In point of fact, the actions at Najida were as obvious as a bloody handprint left on somebody’s front door—too damned obvious, too clumsy, and too many violations all at once, a score of handprints laid all over Machigi’s operations in the West. Somebody had gone overboard in his attempts to get Machigi in hot water.
And who would both be that reckless of the welfare of the public on the west coast and be likely to profit from Machigi’s demise?
There was a short list, comprising the four other lords of the Marid, particularly the two in the north: Senji and Dojisigi.
But even that was not the scariest prospect. The disjointed character of the several attacks argued for a lack of central authority, several groups operating at once.
Letting the Guild Council proceed with a declaration of outlawry might have solved the Machigi problem quite nicely—and permanently—except that one of the two likeliest lords behind the trouble would immediately move into the power vacuum, filling the space Machigi had created in the cosmos.

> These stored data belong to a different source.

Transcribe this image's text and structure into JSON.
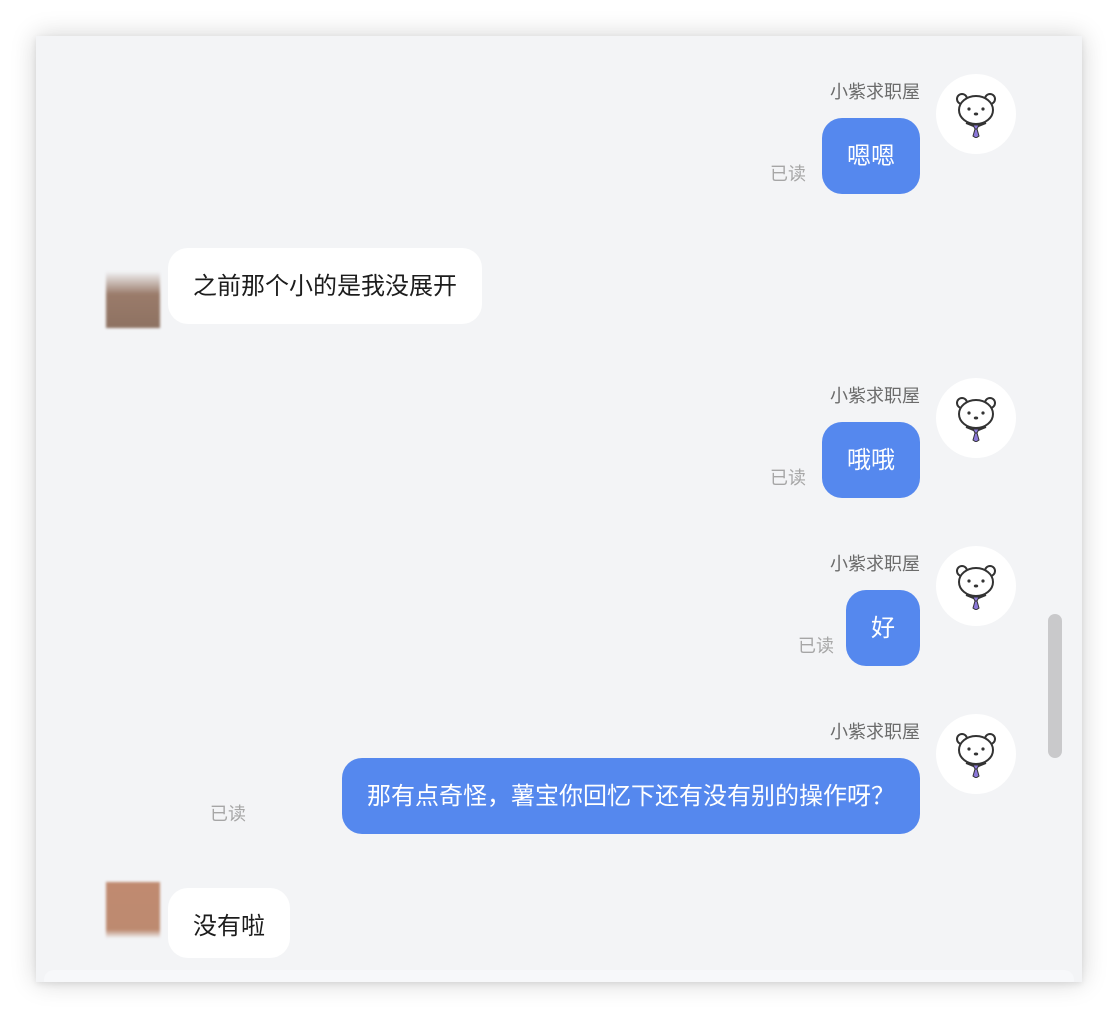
{
  "self": {
    "name": "小紫求职屋",
    "avatar_icon": "bear-with-tie-icon"
  },
  "other": {
    "avatar_icon": "blurred-user-avatar"
  },
  "messages": [
    {
      "from": "self",
      "sender": "小紫求职屋",
      "text": "嗯嗯",
      "status": "已读"
    },
    {
      "from": "other",
      "text": "之前那个小的是我没展开"
    },
    {
      "from": "self",
      "sender": "小紫求职屋",
      "text": "哦哦",
      "status": "已读"
    },
    {
      "from": "self",
      "sender": "小紫求职屋",
      "text": "好",
      "status": "已读"
    },
    {
      "from": "self",
      "sender": "小紫求职屋",
      "text": "那有点奇怪，薯宝你回忆下还有没有别的操作呀？",
      "status": "已读"
    },
    {
      "from": "other",
      "text": "没有啦"
    }
  ],
  "colors": {
    "outgoing_bubble": "#5588ee",
    "incoming_bubble": "#ffffff",
    "background": "#f3f4f6",
    "read_status": "#a6a6a6",
    "avatar_blur_1": "#9a7b6a",
    "avatar_blur_2": "#c08a70"
  }
}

And of those two, neither would be strong enough to keep any sort of peace, even inside the Marid. One would quickly assassinate the other, successors would rise up, the south would split from the north—again. The whole region would be in ferment—again. And whoever was temporarily in command of the Marid might attack the west coast, trying to snatch the power that Machigi had almost had; or he or she might just start a general war with everybody in reach, including, possibly, Tabini-aiji and the rest of the continent.
The whole matter trembled on the edge of chaos, right at a time when the continent was just settling down from the last Marid-sponsored event.